2017年度より、年度ごとにテーマを設定し、その下で特に学部学生を主たる聴衆として想定した、公開の連続講演会(「テーマ・セミナー」)を開催しています。2017年度は、日本とデンマークの外交関係樹立150周年に当たるため、「北欧法の魅力」をテーマとした一連の比較法セミナーを、2018年度は、「Fintechと法」をテーマとしてシンポジウムを開催しました。2019年度は「スポーツと法」を法学部と共催して横川敏雄記念公開講座として6月と7月に全6回開催しました。

 (3)比研の研究活動の学際化と教育還元の推進

比研がこれまで行ってきた法学中心の研究活動を維持しながら、2017年度より、(a)研究活動の学際化、(b)研究活動の教育への還元、の2つの要素も加味した活動を展開しています。
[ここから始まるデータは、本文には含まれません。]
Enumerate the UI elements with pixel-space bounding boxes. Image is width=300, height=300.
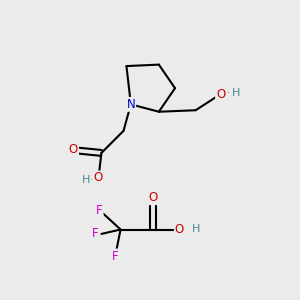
Text: O: O: [69, 142, 78, 156]
Text: O: O: [175, 223, 184, 236]
Text: ·: ·: [91, 175, 94, 185]
Text: H: H: [191, 224, 200, 234]
Text: O: O: [216, 88, 225, 100]
Text: F: F: [92, 227, 99, 240]
Text: ·: ·: [227, 88, 230, 98]
Text: H: H: [82, 175, 90, 185]
Text: O: O: [148, 191, 158, 204]
Text: F: F: [112, 250, 119, 262]
Text: H: H: [232, 88, 240, 98]
Text: N: N: [127, 98, 135, 111]
Text: F: F: [96, 204, 103, 217]
Text: O: O: [94, 172, 103, 184]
(a)の例として、2018年度は法学部でスペイン語を担当しているアルゼンチン社会の研究者を招き、「『日系人』の法的地位からみるナショナリティと出自の考察」と言うテーマで公開講演会を開催しました。(b)の例として、本学の大学院法学研究科博士後期課程に在籍する学生、博士後期課程を退学し博士学位の取得を目指している者および大学院法務研究科修了者ならびにこれらに準ずる者に比研の研究活動に深く関与してもらうため、これらの者に比研の「研究協力員」の資格を付与するとともに、上述の全所的研究プロジェクト「Law and Sustainability学の推進」の各共同研究グループに博士後期課程の学生等の参加も積極的に認めています。また、日本法トピックスには、LL.Mをはじめとする研究情報の発信だけでなく、大学院法学研究科における教育への還元という役割も持たせています。
2019年6月には、法学映画上映会第3弾として「映画『0円キッチン』をみて食品ロスを考える」を開催し、映画上映、農林水産省の方の解説に続いて、学生たちの活発な意見交換がありました。
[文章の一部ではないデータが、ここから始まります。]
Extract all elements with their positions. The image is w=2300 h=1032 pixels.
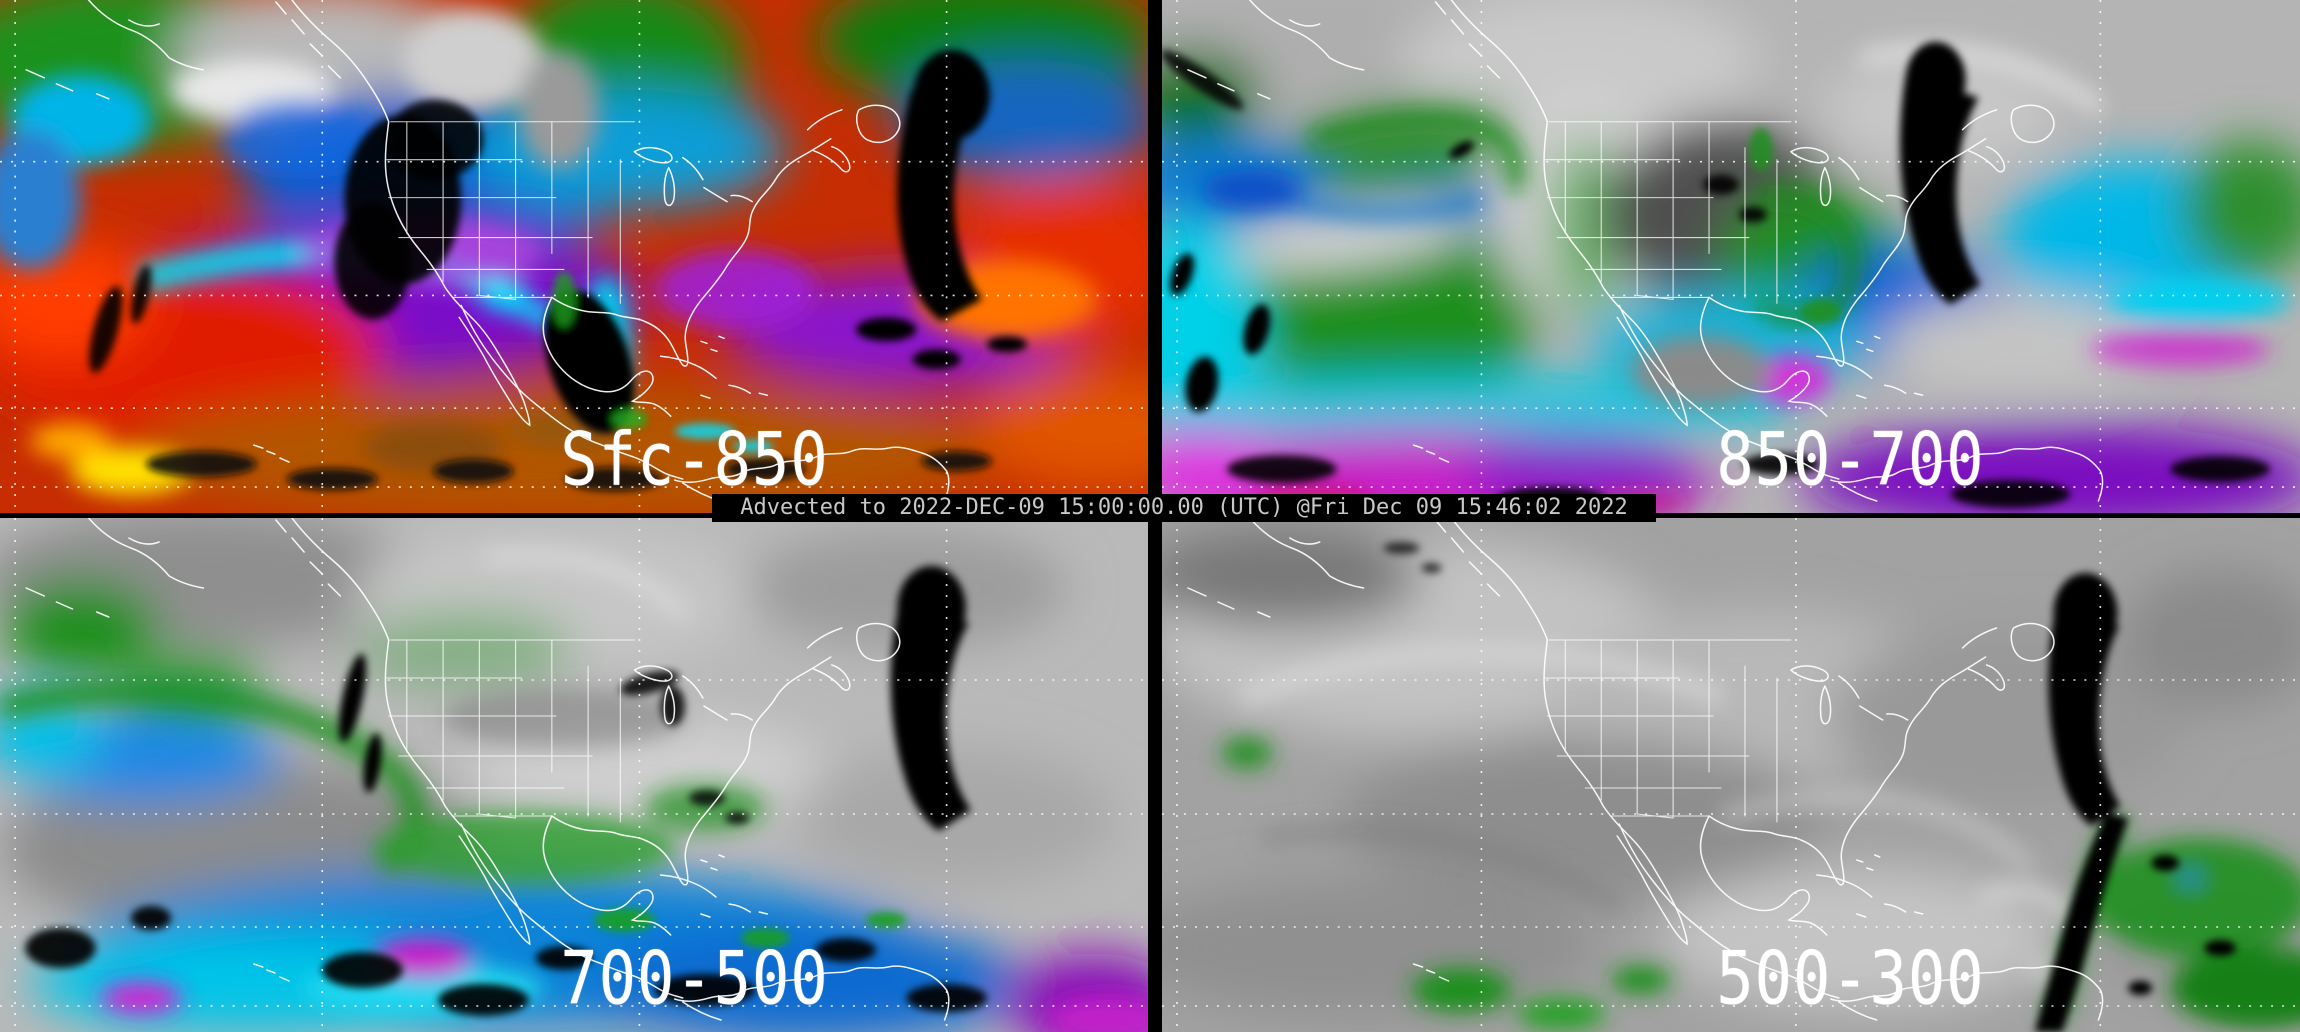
alpw-imagery-700-500 — [0, 518, 1148, 1032]
panel-sfc-850: Sfc-850 — [0, 0, 1148, 513]
panel-700-500: 700-500 — [0, 518, 1148, 1032]
panel-label-700-500: 700-500 — [560, 934, 829, 1022]
status-bar: Advected to 2022-DEC-09 15:00:00.00 (UTC… — [712, 494, 1656, 522]
alpw-imagery-500-300 — [1162, 518, 2300, 1032]
alpw-imagery-850-700 — [1162, 0, 2300, 513]
alpw-imagery-sfc-850 — [0, 0, 1148, 513]
panel-label-850-700: 850-700 — [1716, 416, 1985, 503]
status-bar-text: Advected to 2022-DEC-09 15:00:00.00 (UTC… — [740, 495, 1628, 520]
panel-label-sfc-850: Sfc-850 — [560, 416, 829, 503]
panel-850-700: 850-700 — [1162, 0, 2300, 513]
panel-500-300: 500-300 — [1162, 518, 2300, 1032]
panel-label-500-300: 500-300 — [1716, 934, 1985, 1022]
比研では、「全所的研究プロジェクトLaw and Sustainability学の推進」下での研究会や公開講演会、シンポジウム、あるいは単年度テーマ・セミナーの公開講演会、さらにはその他の公開講演会やシンポジウム等を、学部学生を含めて積極的に広報し、研究成果を随時教育に還元しています。